What's the future of the whiskey industry?
It's a centuries-old tradition, but makers gonna innovate. Whether it's about local sourcing, heirloom grains, or reducing emissions in the aging process, whiskey brewing reflects emerging technology and a culture of non-stop creativity. "Sustainability is becoming a focus with distillers working to reduce their environmental impact," says whiskey expert and Peg Leg Porker owner Carey Bringle. "There's also a growing interest in smaller craft distilleries that produce unique, small-batch whiskies with local grains and innovative techniques."
Speaking of those new methods, Craig Blair, head blender at TX Whiskey, agrees that, "The whiskey scene is always evolving." Hailing from a Fort Worth, Texas distillery that lets visitors to the Whiskey Ranch witness operations first-hand, Blair explains, "At [TX Whiskey], we are currently working on sustainable practices with our sole grain provider at Sawyer Farms. We also offer multiple limited edition Experimental Releases throughout the year where we showcase some of these aging and finishing techniques, alongside the cool things we can do in the stillhouse." Those offerings have featured Unaged White Dog whiskey that runs clear as water, and Texas straight bourbon aged in former cabernet barrels. "Keeping an eye on these trends can help you discover new favorites and appreciate the ever-evolving world of whiskey!"
What's the right way to drink whiskey?
Good news: If you're enjoying whiskey, you're doing it right. But who better to recommend a tipple than a few pros as seasoned as the whiskey barrels themselves. So, what does a whiskey industry expert really drink?

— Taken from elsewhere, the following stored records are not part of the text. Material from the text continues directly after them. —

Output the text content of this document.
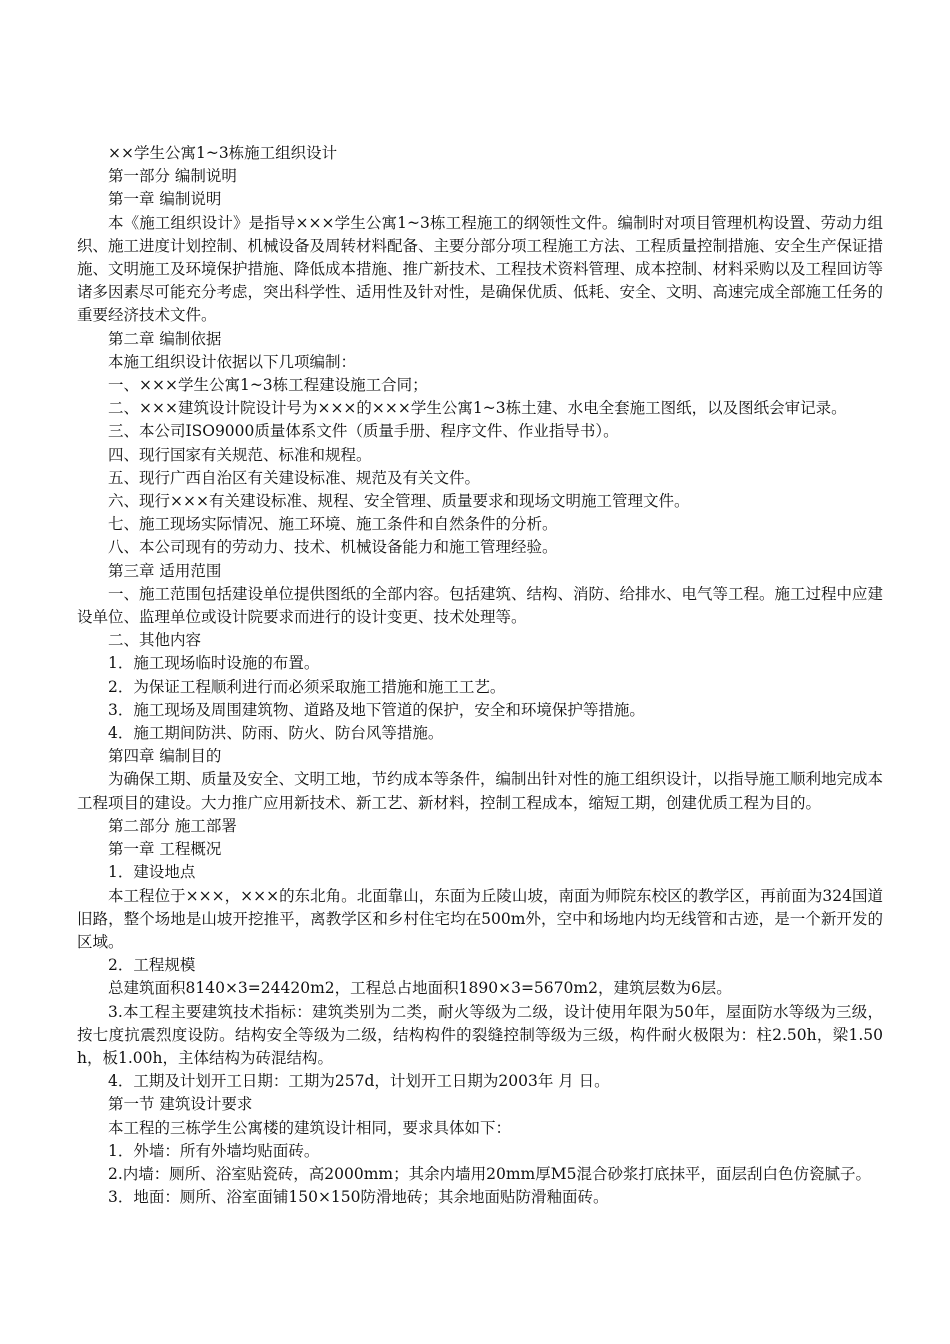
××学生公寓1~3栋施工组织设计

第一部分 编制说明

第一章 编制说明

本《施工组织设计》是指导×××学生公寓1~3栋工程施工的纲领性文件。编制时对项目管理机构设置、劳动力组织、施工进度计划控制、机械设备及周转材料配备、主要分部分项工程施工方法、工程质量控制措施、安全生产保证措施、文明施工及环境保护措施、降低成本措施、推广新技术、工程技术资料管理、成本控制、材料采购以及工程回访等诸多因素尽可能充分考虑，突出科学性、适用性及针对性，是确保优质、低耗、安全、文明、高速完成全部施工任务的重要经济技术文件。

第二章 编制依据

本施工组织设计依据以下几项编制：

一、×××学生公寓1~3栋工程建设施工合同；

二、×××建筑设计院设计号为×××的×××学生公寓1~3栋土建、水电全套施工图纸，以及图纸会审记录。

三、本公司ISO9000质量体系文件（质量手册、程序文件、作业指导书）。

四、现行国家有关规范、标准和规程。

五、现行广西自治区有关建设标准、规范及有关文件。

六、现行×××有关建设标准、规程、安全管理、质量要求和现场文明施工管理文件。

七、施工现场实际情况、施工环境、施工条件和自然条件的分析。

八、本公司现有的劳动力、技术、机械设备能力和施工管理经验。

第三章 适用范围

一、施工范围包括建设单位提供图纸的全部内容。包括建筑、结构、消防、给排水、电气等工程。施工过程中应建设单位、监理单位或设计院要求而进行的设计变更、技术处理等。

二、其他内容

1．施工现场临时设施的布置。

2．为保证工程顺利进行而必须采取施工措施和施工工艺。

3．施工现场及周围建筑物、道路及地下管道的保护，安全和环境保护等措施。

4．施工期间防洪、防雨、防火、防台风等措施。

第四章 编制目的

为确保工期、质量及安全、文明工地，节约成本等条件，编制出针对性的施工组织设计，以指导施工顺利地完成本工程项目的建设。大力推广应用新技术、新工艺、新材料，控制工程成本，缩短工期，创建优质工程为目的。

第二部分 施工部署

第一章 工程概况

1．建设地点

本工程位于×××，×××的东北角。北面靠山，东面为丘陵山坡，南面为师院东校区的教学区，再前面为324国道旧路，整个场地是山坡开挖推平，离教学区和乡村住宅均在500m外，空中和场地内均无线管和古迹，是一个新开发的区域。

2．工程规模

总建筑面积8140×3=24420m2，工程总占地面积1890×3=5670m2，建筑层数为6层。

3.本工程主要建筑技术指标：建筑类别为二类，耐火等级为二级，设计使用年限为50年，屋面防水等级为三级，按七度抗震烈度设防。结构安全等级为二级，结构构件的裂缝控制等级为三级，构件耐火极限为：柱2.50h，梁1.50h，板1.00h，主体结构为砖混结构。

4．工期及计划开工日期：工期为257d，计划开工日期为2003年 月 日。

第一节 建筑设计要求

本工程的三栋学生公寓楼的建筑设计相同，要求具体如下：

1．外墙：所有外墙均贴面砖。

2.内墙：厕所、浴室贴瓷砖，高2000mm；其余内墙用20mm厚M5混合砂浆打底抹平，面层刮白色仿瓷腻子。

3．地面：厕所、浴室面铺150×150防滑地砖；其余地面贴防滑釉面砖。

"Personally, I like 8-year-old whiskey, which I think is the sweet spot for bourbon," reveals Carey Bringle of Peg Leg Porker. "I drink it on the rocks." (He might be talking about Peg Leg Porker's 8 Year Tennessee Straight Bourbon Whiskey.) Representing new-school craft in the Lone Star State, TX Whiskey's Evan Brewer shares, "I'm biased in preferring our 90-proof bourbon either neat or on the rocks with some water." (You'll find that one here), with Craig Blair, head blender of TX Whiskey, explaining, "I typically lean towards high proof bourbons and really enjoy drinking our TX Barrel Proof neat." (Yep — here you go.) Making converts out of whiskey-hesitant clients, Alisa Berhorst, former Los Angeles mixologist and cocktail program designer at Tom's Oyster Bar, says, "I often reach for bottles like Basil Hayden, Blanton's, or Michter's Small Batch Bourbon." While taking your whiskey neat might best represent a whiskey's flavor, Berhorst has cocktail lovers covered, too ...
The best entry-level whiskey cocktail to shake right now
Her dream dram might be a Pappy Van Winkle, but Alisa Berhorst, former Los Angeles mixologist, has her eye on her bar patrons' palates. "One of my proudest moments was creating a signature whiskey cocktail for Mama Shelter, where the goal was to balance the boldness of bourbon with lighter, citrus-forward ingredients," she recalls. "The result was ... a crowd favorite."
Berhorst recommends a smooth, chest-warmer as a first-time whiskey cocktail: "The Whiskey Sour. It's simple, approachable, and strikes the perfect balance between sweet, sour, and the warmth of whiskey ... The citrus helps smooth out the edges of the whiskey, making it an ideal introduction for new drinkers, while the egg white gives the drink a lovely frothy texture without altering the flavor." We'll drink to that.